Mads Koefoed, Saxo Bank’s macro economist, projects US growth at around 2.0% for all of 2014. That will be the sixth year with US growth near 2.0%, so despite lower unemployment and a record high S&P500, the economy has a hard time escaping that 2.0% level.

Any talk of higher interest rates is hard to take seriously when US growth is going nowhere and world growth is considerable weaker than was expected back in January (or as recently as July, for that matter). It seems everyone has forgotten that even the US is a part of the global economy….

In the US, interest on US government debt cost over 6% of budget outlays in 2013. This is relatively down from its worst levels when interest rates were much higher, but only because the Federal Open Market Committee has so drastically lowered the costs for the US government to issue debt with a zero interest rate policy.

And now the debt load is vastly larger than it was before the financial crisis, at 80% of GDP (net debt according to IMF) versus 45% of GDP a mere 10 years ago.

So are we actually to believe that the Federal Reserve can lift the entire front-end of the curve from 0-1% (current rates out to three years) to 2-4% over the next two years without adding massive further stress onto the deficit, and only adding to the debt?

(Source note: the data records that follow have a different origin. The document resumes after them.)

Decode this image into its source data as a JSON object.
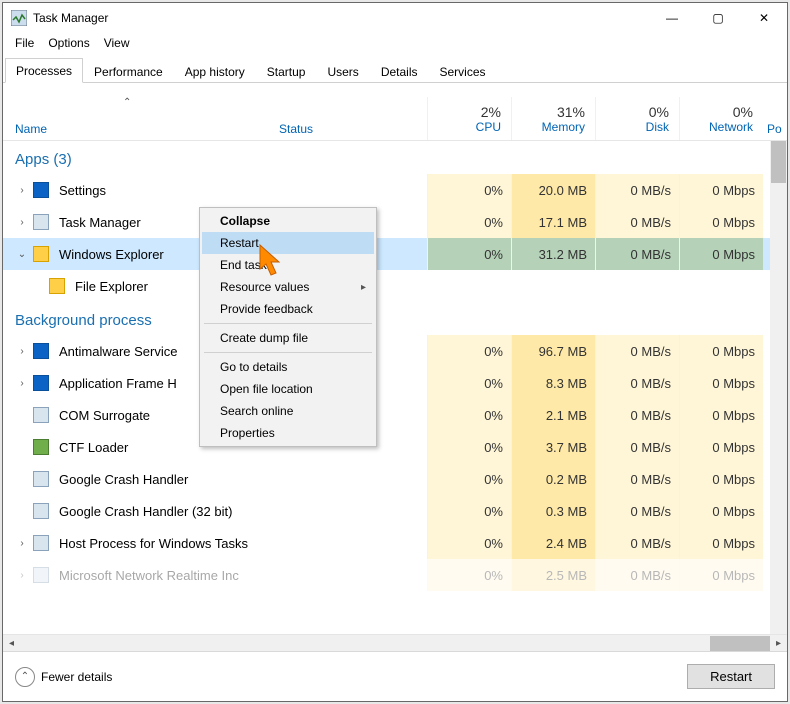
{
  "window": {
    "title": "Task Manager"
  },
  "win_controls": {
    "min": "—",
    "max": "▢",
    "close": "✕"
  },
  "menu": {
    "file": "File",
    "options": "Options",
    "view": "View"
  },
  "tabs": {
    "processes": "Processes",
    "performance": "Performance",
    "app_history": "App history",
    "startup": "Startup",
    "users": "Users",
    "details": "Details",
    "services": "Services"
  },
  "columns": {
    "name": "Name",
    "status": "Status",
    "cpu_pct": "2%",
    "cpu": "CPU",
    "mem_pct": "31%",
    "mem": "Memory",
    "disk_pct": "0%",
    "disk": "Disk",
    "net_pct": "0%",
    "net": "Network",
    "power_partial": "Po"
  },
  "groups": {
    "apps": "Apps (3)",
    "bg": "Background process"
  },
  "rows": {
    "settings": {
      "label": "Settings",
      "cpu": "0%",
      "mem": "20.0 MB",
      "disk": "0 MB/s",
      "net": "0 Mbps"
    },
    "taskmgr": {
      "label": "Task Manager",
      "cpu": "0%",
      "mem": "17.1 MB",
      "disk": "0 MB/s",
      "net": "0 Mbps"
    },
    "explorer": {
      "label": "Windows Explorer",
      "cpu": "0%",
      "mem": "31.2 MB",
      "disk": "0 MB/s",
      "net": "0 Mbps"
    },
    "fileexp": {
      "label": "File Explorer"
    },
    "antimalware": {
      "label": "Antimalware Service",
      "cpu": "0%",
      "mem": "96.7 MB",
      "disk": "0 MB/s",
      "net": "0 Mbps"
    },
    "appframe": {
      "label": "Application Frame H",
      "cpu": "0%",
      "mem": "8.3 MB",
      "disk": "0 MB/s",
      "net": "0 Mbps"
    },
    "comsurr": {
      "label": "COM Surrogate",
      "cpu": "0%",
      "mem": "2.1 MB",
      "disk": "0 MB/s",
      "net": "0 Mbps"
    },
    "ctf": {
      "label": "CTF Loader",
      "cpu": "0%",
      "mem": "3.7 MB",
      "disk": "0 MB/s",
      "net": "0 Mbps"
    },
    "gcrash": {
      "label": "Google Crash Handler",
      "cpu": "0%",
      "mem": "0.2 MB",
      "disk": "0 MB/s",
      "net": "0 Mbps"
    },
    "gcrash32": {
      "label": "Google Crash Handler (32 bit)",
      "cpu": "0%",
      "mem": "0.3 MB",
      "disk": "0 MB/s",
      "net": "0 Mbps"
    },
    "hostproc": {
      "label": "Host Process for Windows Tasks",
      "cpu": "0%",
      "mem": "2.4 MB",
      "disk": "0 MB/s",
      "net": "0 Mbps"
    },
    "msnet": {
      "label": "Microsoft Network Realtime Inc",
      "cpu": "0%",
      "mem": "2.5 MB",
      "disk": "0 MB/s",
      "net": "0 Mbps"
    }
  },
  "ctx": {
    "collapse": "Collapse",
    "restart": "Restart",
    "end": "End task",
    "res": "Resource values",
    "feedback": "Provide feedback",
    "dump": "Create dump file",
    "details": "Go to details",
    "open": "Open file location",
    "search": "Search online",
    "props": "Properties"
  },
  "footer": {
    "fewer": "Fewer details",
    "restart": "Restart"
  }
}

Servicing 2% interest when growth is 2% means you are doing worse than standing in place if you also have a budget deficit.

Whatever the timing, the US, China and Europe are all headed for another Minsky moment: the point in debt inflation where the cash generated by assets is insufficient to service the debt taken on to acquire the asset. Productivity growth in the US last year was +0.36%. The real growth per capita was about 1.5%.

Anything which is not productivity is consumption of capital. So, the only way to grow an economy without productivity growth is to do so temporarily through the use of debt – about 75% debt and 25% productivity growth, in this case.

Since the 1970s, US productivity growth rates have fallen by 81% – the move onto the internet has ironically made us bigger consumers and less productive. Had we remained at pre-1970s productivity, the US GDP would have been 55% higher and the outstanding debt to GDP would be easily fundable.

The debt load that Jakobsen cites refers to the percentage of the publicly held portion of the U.S. national debt with respect to the nation’s Gross Domestic Product (or national income). If the U.S. government’s total public debt outstanding is taken into account, the debt load is really much closer to 100% today.

So it’s quite possible that Jakobsen is actually understating the potential risks for the United States.